Sentí un remordimiento. Claro que me había dado cuenta. Pero había atribuido los cambios de comportamiento de Lily a otra cosa, algo más común: una nueva rivalidad entre hermanos, tal vez, o discusiones entre los padres; los típicos altibajos de la infancia.

Afuera, el patio de recreo estaba casi desierto. Me protegí los ojos del sol otoñal, observando los juegos infantiles, los postes del juego de pelota, los cuadros pintados del juego de la rayuela. No había rastro de Lily.

Estaba a punto de darme la vuelta cuando un destello morado captó mi atención: la esquina de una mochila desaparecía en el borde del edificio, hacia la zona arbolada que bordeaba la escuela. El corazón me dio un vuelco. Los alumnos no podían deambular sin supervisión por esa zona.

Crucé el asfalto a toda velocidad, dividida entre mi instinto de maestra y mi deseo de no reaccionar de forma exagerada. Lily siempre había sido una de mis mejores alumnas: aplicada, brillante, siempre dispuesta a complacer. Hasta hace poco.

Al doblar una curva del sendero, aminoré el paso para no asustar a la niña. La vi a unos cincuenta metros, caminando por un estrecho sendero de tierra que serpenteaba entre los arces.

Caminaba con paso firme, y su mochila morada rebotaba contra su pequeño cuerpo. Dudé. Seguir a una alumna fuera del recinto escolar sin avisar a nadie no era lo correcto, pero tampoco lo era dejar que una niña de siete años se adentrara sola en el bosque.

Saqué mi teléfono y le envié un mensaje rápido a la secretaria de la escuela: «Solo quería saber si Lily Parker está detrás de la escuela. Regreso en 10 minutos».

Mantuve la distancia, lo suficientemente cerca como para vislumbrar la mochila morada de Lily entre los árboles. El bosque no era profundo, solo una pequeña franja entre la escuela y la zona residencial, pero era lo suficientemente denso como para que rápidamente perdiera de vista el edificio escolar.

La chica se detuvo cerca de un gran roble y miró a su alrededor antes de arrodillarse y abrir su mochila. Me agaché detrás de un tronco, sintiéndome extrañamente como un intruso.

Desde mi escondite, vi a Lily sacar su lonchera y abrirla con cuidado.

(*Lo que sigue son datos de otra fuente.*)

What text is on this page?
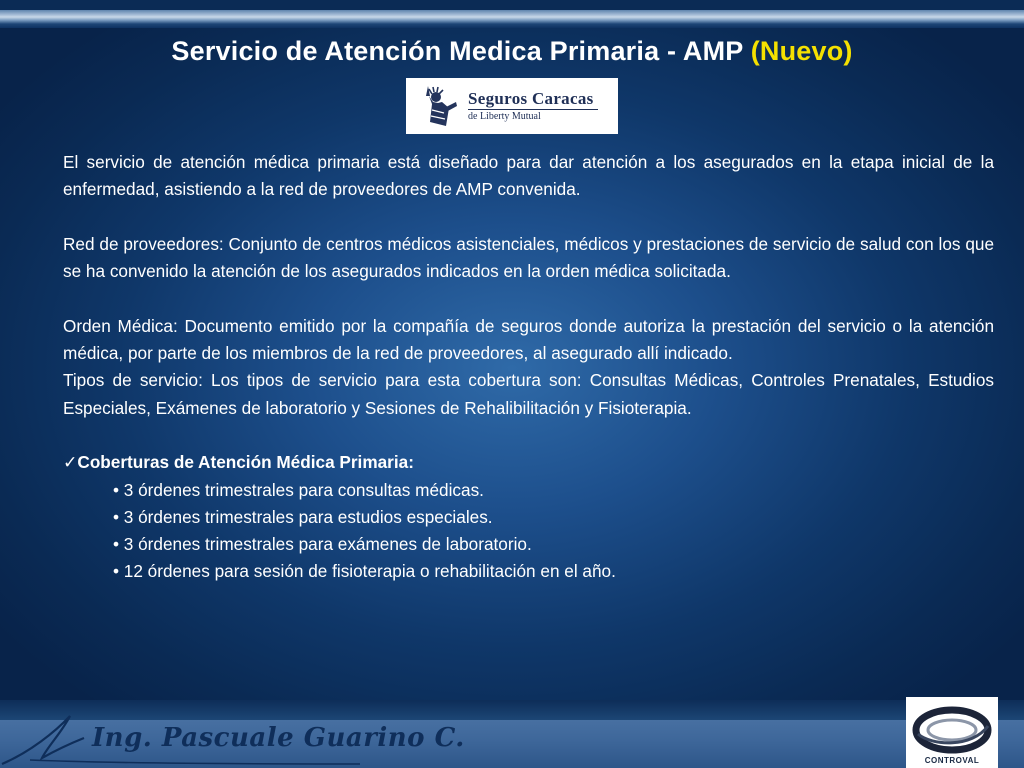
Servicio de Atención Medica Primaria - AMP (Nuevo)
Seguros Caracas
de Liberty Mutual

El servicio de atención médica primaria está diseñado para dar atención a los asegurados en la etapa inicial de la enfermedad, asistiendo a la red de proveedores de AMP convenida.

Red de proveedores: Conjunto de centros médicos asistenciales, médicos y prestaciones de servicio de salud con los que se ha convenido la atención de los asegurados indicados en la orden médica solicitada.

Orden Médica: Documento emitido por la compañía de seguros donde autoriza la prestación del servicio o la atención médica, por parte de los miembros de la red de proveedores, al asegurado allí indicado.

Tipos de servicio: Los tipos de servicio para esta cobertura son: Consultas Médicas, Controles Prenatales, Estudios Especiales, Exámenes de laboratorio y Sesiones de Rehalibilitación y Fisioterapia.

✓Coberturas de Atención Médica Primaria:

• 3 órdenes trimestrales para consultas médicas.
• 3 órdenes trimestrales para estudios especiales.
• 3 órdenes trimestrales para exámenes de laboratorio.
• 12 órdenes para sesión de fisioterapia o rehabilitación en el año.
Ing. Pascuale Guarino C.
CONTROVAL
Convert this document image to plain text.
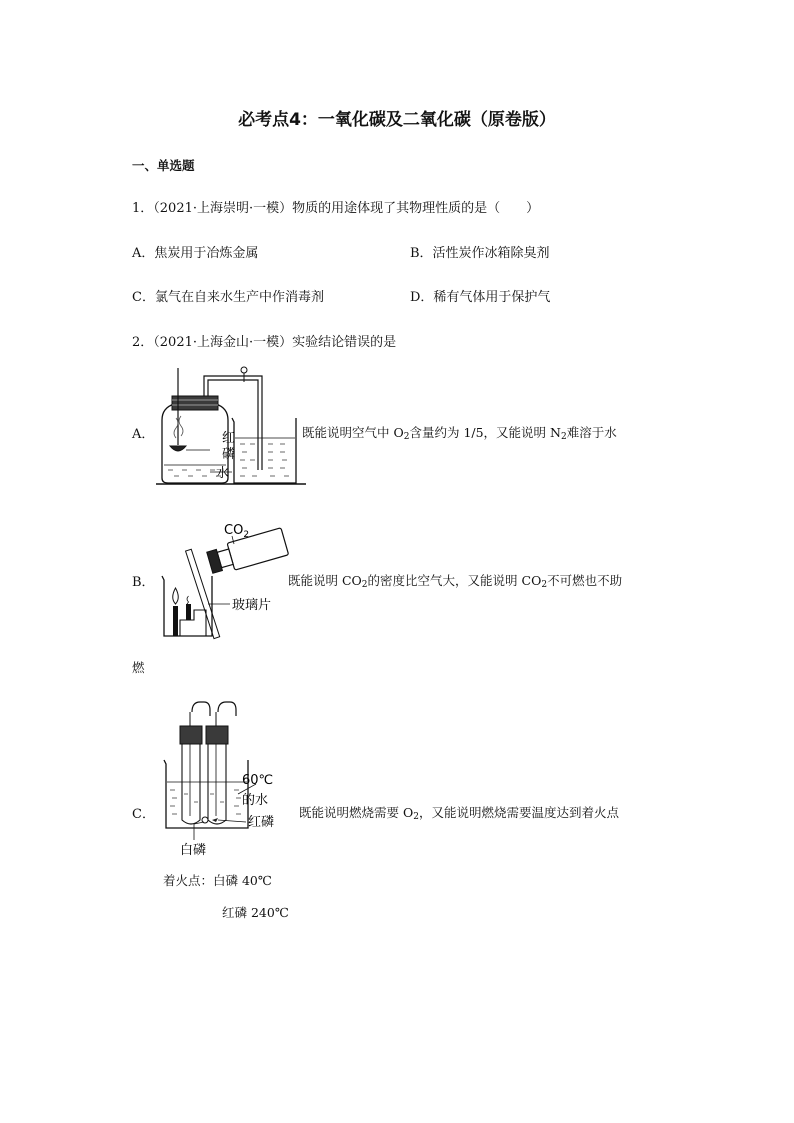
必考点4：一氧化碳及二氧化碳（原卷版）
一、单选题
1．（2021·上海崇明·一模）物质的用途体现了其物理性质的是（　　）
A．焦炭用于冶炼金属	B．活性炭作冰箱除臭剂
C．氯气在自来水生产中作消毒剂	D．稀有气体用于保护气
2．（2021·上海金山·一模）实验结论错误的是
A．	红
磷
水
既能说明空气中 $O_2$含量约为 1/5，又能说明 $N_2$难溶于水
B．
$CO_2$
玻璃片
既能说明 $CO_2$的密度比空气大，又能说明 $CO_2$不可燃也不助
燃
C．
60℃
的水
红磷
白磷
既能说明燃烧需要 $O_2$，又能说明燃烧需要温度达到着火点
着火点：白磷 40℃
红磷 240℃
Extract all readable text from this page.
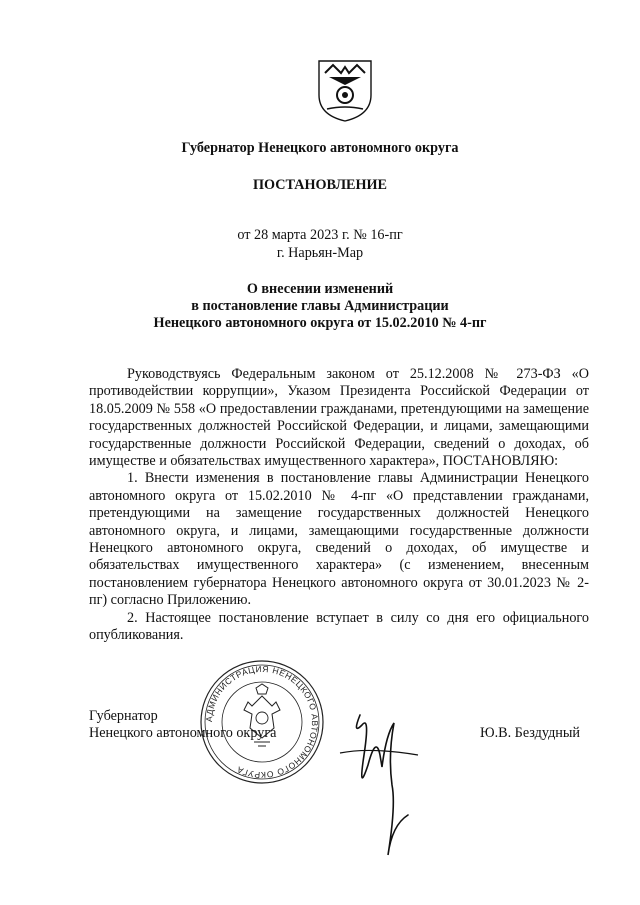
Губернатор Ненецкого автономного округа
ПОСТАНОВЛЕНИЕ
от 28 марта 2023 г. № 16-пг
г. Нарьян-Мар
О внесении изменений
в постановление главы Администрации
Ненецкого автономного округа от 15.02.2010 № 4-пг

Руководствуясь Федеральным законом от 25.12.2008 № 273-ФЗ «О противодействии коррупции», Указом Президента Российской Федерации от 18.05.2009 № 558 «О предоставлении гражданами, претендующими на замещение государственных должностей Российской Федерации, и лицами, замещающими государственные должности Российской Федерации, сведений о доходах, об имуществе и обязательствах имущественного характера», ПОСТАНОВЛЯЮ:

1. Внести изменения в постановление главы Администрации Ненецкого автономного округа от 15.02.2010 № 4-пг «О представлении гражданами, претендующими на замещение государственных должностей Ненецкого автономного округа, и лицами, замещающими государственные должности Ненецкого автономного округа, сведений о доходах, об имуществе и обязательствах имущественного характера» (с изменением, внесенным постановлением губернатора Ненецкого автономного округа от 30.01.2023 № 2-пг) согласно Приложению.

2. Настоящее постановление вступает в силу со дня его официального опубликования.

АДМИНИСТРАЦИЯ НЕНЕЦКОГО АВТОНОМНОГО ОКРУГА
Губернатор
Ненецкого автономного округа	Ю.В. Бездудный
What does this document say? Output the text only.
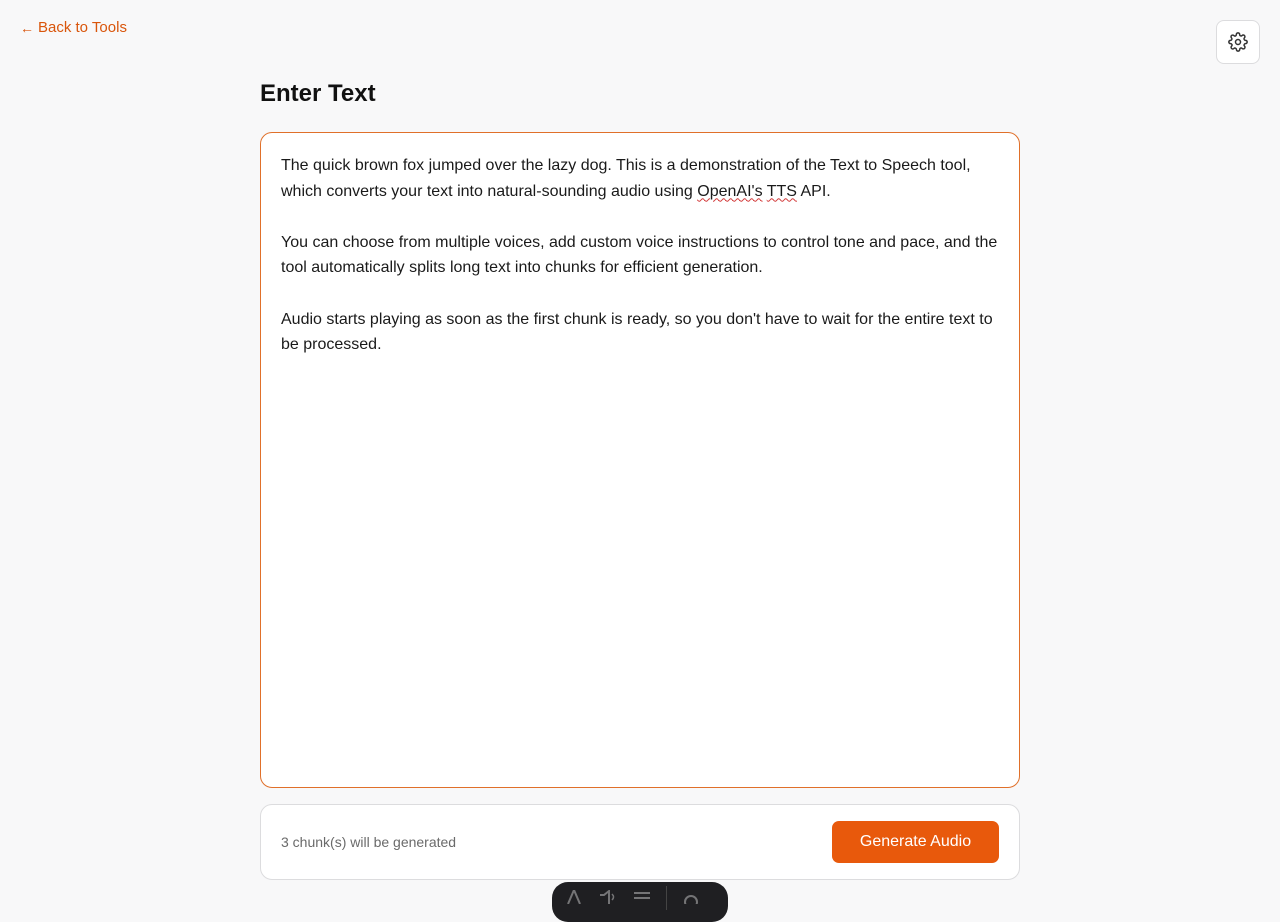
← Back to Tools
Enter Text

The quick brown fox jumped over the lazy dog. This is a demonstration of the Text to Speech tool, which converts your text into natural-sounding audio using OpenAI's TTS API.

You can choose from multiple voices, add custom voice instructions to control tone and pace, and the tool automatically splits long text into chunks for efficient generation.

Audio starts playing as soon as the first chunk is ready, so you don't have to wait for the entire text to be processed.

3 chunk(s) will be generated	Generate Audio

Dentro estaba el mismo almuerzo que la había visto preparar, intacto, día tras día: un sándwich, una manzana, una bolsita de palitos de zanahoria y lo que parecía un recipiente de pudín. Se me cayó el alma a los pies.

¿Sufría Lily un trastorno alimenticio a los siete años? Guardó su lonchera en un pequeño bolsillo delantero de su mochila y siguió su camino.

Los seguí, con creciente preocupación a cada paso. Un minuto después, los árboles se aclararon, dejando al descubierto un pequeño claro junto a un arroyo que corría al lado de la propiedad. Me detuve bruscamente al borde del claro, llevándome la mano a la boca.

Allí, contra la ladera, había un refugio improvisado hecho de lonas, una vieja tienda de campaña y materiales reciclados. Un hombre estaba sentado sobre una caja de leche volcada, con la cabeza entre las manos.

A su lado, un niño de unos cuatro años dormía en un saco de dormir roto, con la cara roja y empapada en sudor a pesar del frío.

—¿Papá? —La voz de Lily resonó en el claro—. Traje el almuerzo. ¿Se siente mejor Noah?

El hombre levantó la vista, y me impactaron las profundas ojeras y la barba incipiente de varios días en sus mejillas hundidas. A pesar de su aspecto desaliñado, había algo en la forma de su rostro, en la postura de sus hombros, que delataba a alguien ajeno a tales circunstancias.

—Hola, cariño —dijo con voz ronca y susurrante. —Todavía tiene fiebre. Le di Tylenol, pero casi se nos acaba.

Lily se acercó a él y abrió el bolsillo delantero de su mochila. —Traje mi almuerzo. —¡Y mira, hoy hay pudín de chocolate! —Se lo entregó como si fuera un regalo precioso.

El hombre suspiró levemente antes de recobrar la compostura. —Qué bien, cariño, pero deberías comértelo. Necesitas fuerzas para la escuela.